Alors que la conception et la construction de tout le matériel posaient des défis, à mesure que les travaux sur l'AGC progressaient en 1965 et en 1966, l'ampleur et la complexité d'un autre aspect se démarquaient: la programmation du logiciel. Il est devenu le principal problème déterminant de l'ordinateur, en respectant à la fois les délais et les spécifications.
Toute la programmation a été essentiellement effectuée au niveau un et au niveau zéro, programmation en langage assembleur. Lors de la conception du logiciel pour effectuer des tâches complexes, les ingénieurs logiciels devaient trouver des moyens ingénieux pour adapter le code aux contraintes de mémoire. Et bien sûr, rien de tout cela n'avait été fait auparavant, du moins pas à ce niveau d'échelle et de complexité. À tout moment, l'AGC pourrait devoir coordonner plusieurs tâches à la fois: prendre des lectures du radar, calculer la trajectoire, effectuer des corrections d'erreur sur les gyroscopes, déterminer quels propulseurs devraient être déclenchés, ainsi qu'astransmettre des données aux stations au sol de la NASA et prendre de nouvelles entrées des astronautes .

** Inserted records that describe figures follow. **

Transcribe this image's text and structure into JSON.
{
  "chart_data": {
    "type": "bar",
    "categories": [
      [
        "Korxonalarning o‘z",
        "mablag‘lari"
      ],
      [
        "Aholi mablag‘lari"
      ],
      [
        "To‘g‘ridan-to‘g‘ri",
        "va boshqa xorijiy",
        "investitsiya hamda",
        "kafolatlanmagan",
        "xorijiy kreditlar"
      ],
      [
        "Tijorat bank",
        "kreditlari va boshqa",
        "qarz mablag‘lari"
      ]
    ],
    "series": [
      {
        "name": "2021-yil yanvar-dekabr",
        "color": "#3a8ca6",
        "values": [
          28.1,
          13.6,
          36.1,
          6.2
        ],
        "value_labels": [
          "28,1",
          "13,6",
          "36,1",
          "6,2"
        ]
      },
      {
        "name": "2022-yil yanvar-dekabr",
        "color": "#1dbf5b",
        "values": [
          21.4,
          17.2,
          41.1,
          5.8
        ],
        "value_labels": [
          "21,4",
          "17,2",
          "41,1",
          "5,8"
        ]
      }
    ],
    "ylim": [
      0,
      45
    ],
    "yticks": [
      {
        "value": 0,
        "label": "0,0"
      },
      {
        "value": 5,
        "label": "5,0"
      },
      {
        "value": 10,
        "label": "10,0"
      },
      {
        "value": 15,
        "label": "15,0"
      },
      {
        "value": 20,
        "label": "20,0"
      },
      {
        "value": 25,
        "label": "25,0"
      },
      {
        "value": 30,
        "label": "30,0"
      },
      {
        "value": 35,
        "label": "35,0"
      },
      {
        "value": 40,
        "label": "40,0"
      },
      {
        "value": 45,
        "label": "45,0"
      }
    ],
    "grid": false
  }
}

Hal Laning a conçu ce qu'il a appelé un programme exécutif, qui assignait des tâches différentes priorités et permettait aux tâches à priorité élevée de se terminer avant celles à faible priorité. L'ordinateur peut allouer de la mémoire entre différentes tâches et garder une trace de l'endroit où une tâche a été interrompue.
L'équipe du logiciel du laboratoire a commencé à concevoir intentionnellement le logiciel avec une capacité de planification prioritaire qui pourrait identifier les commandes les plus importantes et permettre à celles-ci de s'exécuter sans interruption à partir de commandes moins importantes.

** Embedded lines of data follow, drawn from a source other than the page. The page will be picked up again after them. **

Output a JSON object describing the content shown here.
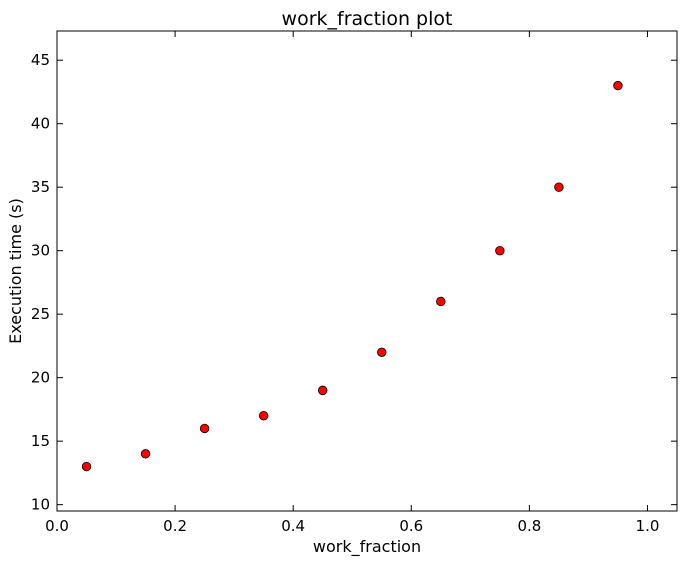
{
  "chart_data": {
    "type": "scatter",
    "title": "work_fraction plot",
    "xlabel": "work_fraction",
    "ylabel": "Execution time (s)",
    "xlim": [
      0.0,
      1.05
    ],
    "ylim": [
      9.5,
      47.3
    ],
    "grid": false,
    "xticks": [
      0.0,
      0.2,
      0.4,
      0.6,
      0.8,
      1.0
    ],
    "xtick_labels": [
      "0.0",
      "0.2",
      "0.4",
      "0.6",
      "0.8",
      "1.0"
    ],
    "yticks": [
      10,
      15,
      20,
      25,
      30,
      35,
      40,
      45
    ],
    "ytick_labels": [
      "10",
      "15",
      "20",
      "25",
      "30",
      "35",
      "40",
      "45"
    ],
    "marker_color": "#ff0000",
    "marker_edge_color": "#000000",
    "series": [
      {
        "x": [
          0.05,
          0.15,
          0.25,
          0.35,
          0.45,
          0.55,
          0.65,
          0.75,
          0.85,
          0.95
        ],
        "y": [
          13,
          14,
          16,
          17,
          19,
          22,
          26,
          30,
          35,
          43
        ]
      }
    ]
  }
}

Cependant, à l'automne de 1965, il est devenu évident pour la NASA que l'ordinateur Apollo était en grande difficulté, car le développement des programmes était considérablement en retard. Le fait qu’une quantité relativement inconnue appelée «logiciel» puisse retarder l’ensemble du programme Apollo n’a pas été bien accueilli par la NASA.